Yesterday was my one month check-up with my surgeon, Dr Glaise, after the hernias/éventrations op.
It is always a pleasure to see Dr Glaise – such a splendid combination of friendly empathy and at the same time a sense of competence and authority.
She listened to my prepared list of questions and concerns and then looked at my tummy. “Oh, that’s very good,” she said. “Yes, apparently I have a surgeon with an excellent reputation”, I replied. She laughed, and said she had not been fishing for compliments, but was simply pleased that the scar had healed well. (I no longer need dressings – just some protection to prevent rubbing by the dreaded corset.)
She said it was now OK to drive, bend down, put on my compression stockings myself – do most things, provided I am cautious. Only a few negatives: for the next six months I must carry on wearing the corset and, most important of all, I must simply not lift or carry anything weighing more than two kilos, including rucksacks, she said, looking accusingly at the lightweight rucksack I had brought containing my medical records and xrays.
More long term, unfortunately, I must continue taking the prescribed laxatives indefinitely. Dr Glaise said that the damage to my gut following the cancer and its treatment, and now the occlusion and hernias, was unfortunately permanent. Hmm. Without going into details I have to review my plans to return to India or, failing that, to take further trips out of Europe: the medical component of my luggage continues to grow.

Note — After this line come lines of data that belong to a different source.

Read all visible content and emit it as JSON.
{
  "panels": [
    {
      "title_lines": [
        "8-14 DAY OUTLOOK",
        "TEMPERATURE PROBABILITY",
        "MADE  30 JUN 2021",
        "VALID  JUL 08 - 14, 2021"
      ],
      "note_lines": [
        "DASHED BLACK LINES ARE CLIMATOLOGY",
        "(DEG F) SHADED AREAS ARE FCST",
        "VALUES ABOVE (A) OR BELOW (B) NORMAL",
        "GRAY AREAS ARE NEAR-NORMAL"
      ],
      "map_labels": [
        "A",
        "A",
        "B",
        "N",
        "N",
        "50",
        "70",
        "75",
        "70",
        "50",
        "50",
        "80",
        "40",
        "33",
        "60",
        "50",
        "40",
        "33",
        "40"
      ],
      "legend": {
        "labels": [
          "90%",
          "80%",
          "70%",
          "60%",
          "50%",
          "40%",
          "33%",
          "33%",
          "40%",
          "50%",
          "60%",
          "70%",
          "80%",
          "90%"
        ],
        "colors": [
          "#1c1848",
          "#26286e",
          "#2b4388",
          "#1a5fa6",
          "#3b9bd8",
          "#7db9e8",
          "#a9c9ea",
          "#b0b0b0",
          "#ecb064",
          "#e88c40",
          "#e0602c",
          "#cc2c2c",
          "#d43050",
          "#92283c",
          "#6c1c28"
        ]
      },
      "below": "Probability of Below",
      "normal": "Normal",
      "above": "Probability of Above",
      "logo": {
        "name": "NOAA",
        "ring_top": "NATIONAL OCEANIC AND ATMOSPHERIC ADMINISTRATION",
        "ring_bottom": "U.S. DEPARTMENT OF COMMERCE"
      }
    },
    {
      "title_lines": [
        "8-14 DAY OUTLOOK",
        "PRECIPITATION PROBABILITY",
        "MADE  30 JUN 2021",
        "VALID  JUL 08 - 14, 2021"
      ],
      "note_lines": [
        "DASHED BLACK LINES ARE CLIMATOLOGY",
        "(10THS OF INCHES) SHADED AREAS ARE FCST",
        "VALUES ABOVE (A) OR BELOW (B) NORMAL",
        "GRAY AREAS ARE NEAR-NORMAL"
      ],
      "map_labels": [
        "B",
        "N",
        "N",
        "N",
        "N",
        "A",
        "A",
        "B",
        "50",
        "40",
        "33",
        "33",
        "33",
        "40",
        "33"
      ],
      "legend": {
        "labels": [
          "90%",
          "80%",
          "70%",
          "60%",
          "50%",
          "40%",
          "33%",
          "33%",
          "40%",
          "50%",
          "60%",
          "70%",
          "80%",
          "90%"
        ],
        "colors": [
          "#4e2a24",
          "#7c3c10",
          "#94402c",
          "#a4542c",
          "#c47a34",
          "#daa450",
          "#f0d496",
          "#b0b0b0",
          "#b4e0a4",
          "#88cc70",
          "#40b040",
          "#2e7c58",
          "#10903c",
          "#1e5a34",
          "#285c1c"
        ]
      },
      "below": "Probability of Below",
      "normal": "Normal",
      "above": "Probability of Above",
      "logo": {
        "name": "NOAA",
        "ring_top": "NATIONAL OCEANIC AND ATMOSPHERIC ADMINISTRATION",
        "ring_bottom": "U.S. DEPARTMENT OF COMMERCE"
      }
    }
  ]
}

At eight and a half weeks pregnant, Dr Glaise looks wonderful, but is approaching her last day in surgery. I asked her, apologising if it was indiscreet, whether she would be returning to Ganges after maternity leave. No, she said. She had been offered a once in a lifetime opportunity: to set up a gastroenterology unit at the Clinique St Roch in Montpellier. This is the clinic where my other female surgeon, Marion Bertrand, has performed three operations, a second left hip replacement , a right shoulder replacement and subsequent surgery to deal with tendon and adherence pain in this shoulder.. So, even if I don’t like the commercial-industrial feel of the building, this clinic is one of Montpellier’s best. It confirms my earlier gut (sorry) feeling that Dr Glaise is a high-class surgeon.
Since saying goodbye to her, I have reclaimed my car (now in pristine condition following the insurance job on the two bashes earlier this year), done my first supermarket shop (involving putting things one by one from the trolley into my car and at the other end, reversing this laborious process – pity we don’t have home deliveries in the country, and I have notified the nice nurses that I no longer need them to deal with my compression stockings. I think I will keep on the meals on wheels for another week, rather than rushing into shopping and cooking, though tomorrow Odile and I are going to do a joint shop/cook to fill my freezer with more soup for the evenings.